Vielleicht drückt das also den Wunsch nach vermeintlicher „Langeweile“ aus: der lang anhaltende, nicht stoppende Zwang, in der Schulentwicklung die Komfortzone zu verlassen, führte zu schlechtem Stress. Es gab zu wenig Inseln des Rückzugs, weil die nächste vermeintliche Krise schon um die Ecke kam.
Bitte keine Langeweile
Nein, langweilig soll es also nicht werden, langweilig wird es auch nicht werden. Denn ein Schuljahr, in dem es für die Lehrkräfte oder Schulleitungen „langweilig“ wird, könnte frustrierend sein, uns lähmen und die Arbeitsmotivation verringern. Wir sind in der Regel daran interessiert, uns weiterzuentwickeln, den Schüler/innen Wissen und Fähigkeiten beizubringen und sie dabei zu unterstützen, sich zu entwickeln. Und das auch immer wieder reflektieren, anders denken. Wir wollen dazu lernen und Schule ein Stück (klein oder riesig) besser machen.

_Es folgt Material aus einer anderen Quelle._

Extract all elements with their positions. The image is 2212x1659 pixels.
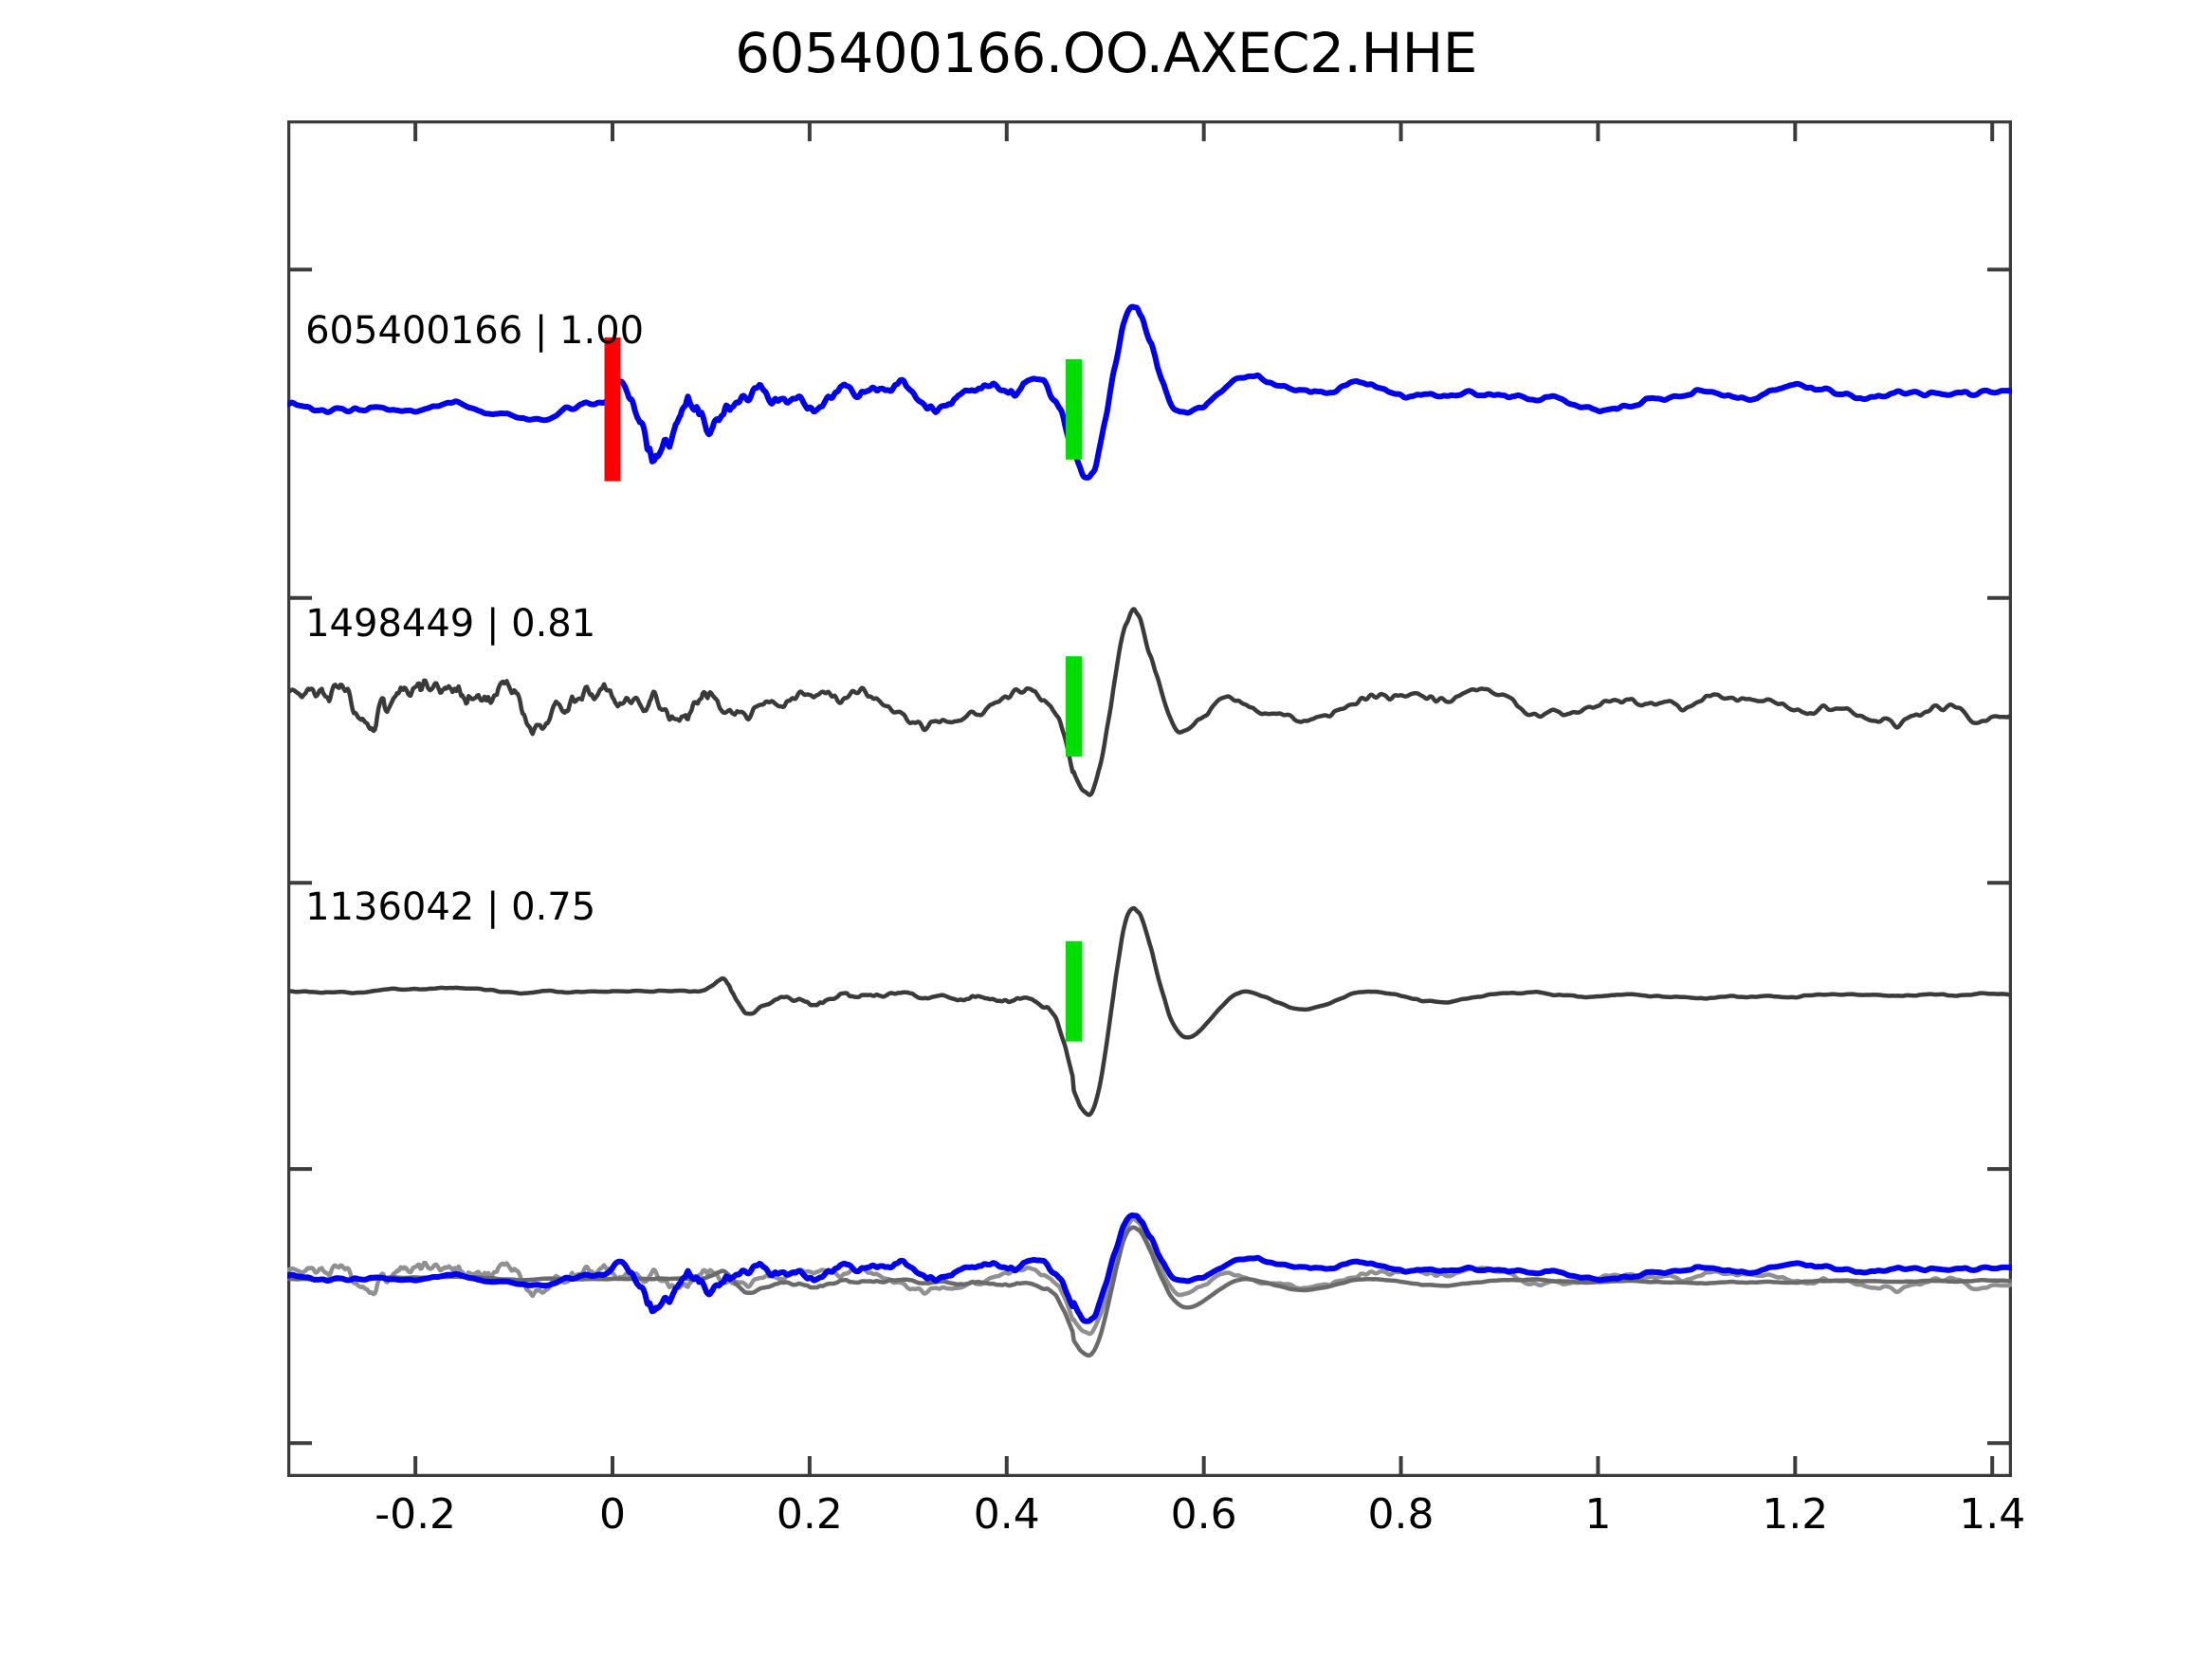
waveform-trace	[287, 905, 2012, 1118]
x-tick-marks	[413, 120, 1995, 1477]
axes-frame	[287, 120, 2012, 1477]
plot-axes: 605400166 | 1.00 1498449 | 0.81 1136042 | …	[287, 120, 2012, 1477]
overlay-trace-line	[287, 1212, 2012, 1324]
y-tick-marks	[287, 267, 2012, 1446]
overlay-traces	[287, 1212, 2012, 1358]
xtick-label-8: 1.4	[1959, 1490, 2026, 1539]
waveform-canvas	[287, 120, 2012, 1477]
xtick-label-7: 1.2	[1762, 1490, 1829, 1539]
xtick-label-6: 1	[1584, 1490, 1612, 1539]
xtick-label-4: 0.6	[1170, 1490, 1237, 1539]
page-title: 605400166.OO.AXEC2.HHE	[735, 21, 1477, 85]
trace-label-1136042: 1136042 | 0.75	[305, 885, 596, 930]
xtick-label-2: 0.2	[776, 1490, 843, 1539]
xtick-label-5: 0.8	[1367, 1490, 1435, 1539]
waveform-trace	[287, 303, 2012, 481]
xtick-label-1: 0	[599, 1490, 626, 1539]
x-axis-tick-labels: -0.2 0 0.2 0.4 0.6 0.8 1 1.2 1.4	[287, 1490, 2025, 1557]
trace-label-605400166: 605400166 | 1.00	[305, 308, 645, 353]
xtick-label-0: -0.2	[375, 1490, 457, 1539]
xtick-label-3: 0.4	[973, 1490, 1040, 1539]
trace-label-1498449: 1498449 | 0.81	[305, 602, 596, 646]
waveform-trace	[287, 607, 2012, 797]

Gleichzeitig wäre es auch zu beachten, dass ein Schuljahr, in dem es einige externe Herausforderungen weniger gibt, möglicherweise auch weniger anstrengend sein könnte. So also mehr Zeit und Energie zu erfahren, um sich auf andere Dinge zu konzentrieren, zurück zu besinnen, wie zum Beispiel die eigene Weiterbildung, guten Unterricht oder gelassene, mittelfristige Schulentwicklung.
2 Gedanken zu „Wie wären denn mal langweilige Zeiten in der Schulentwicklung?“
Dein letzter Absatz klingt zu schön, um wahr zu werden ;).
Schön wär’s schon.
Inseln des Rückzugs… Schöner, warmer Gedanke, den ich gern mitnehme. Gutes Gelingen in 2023.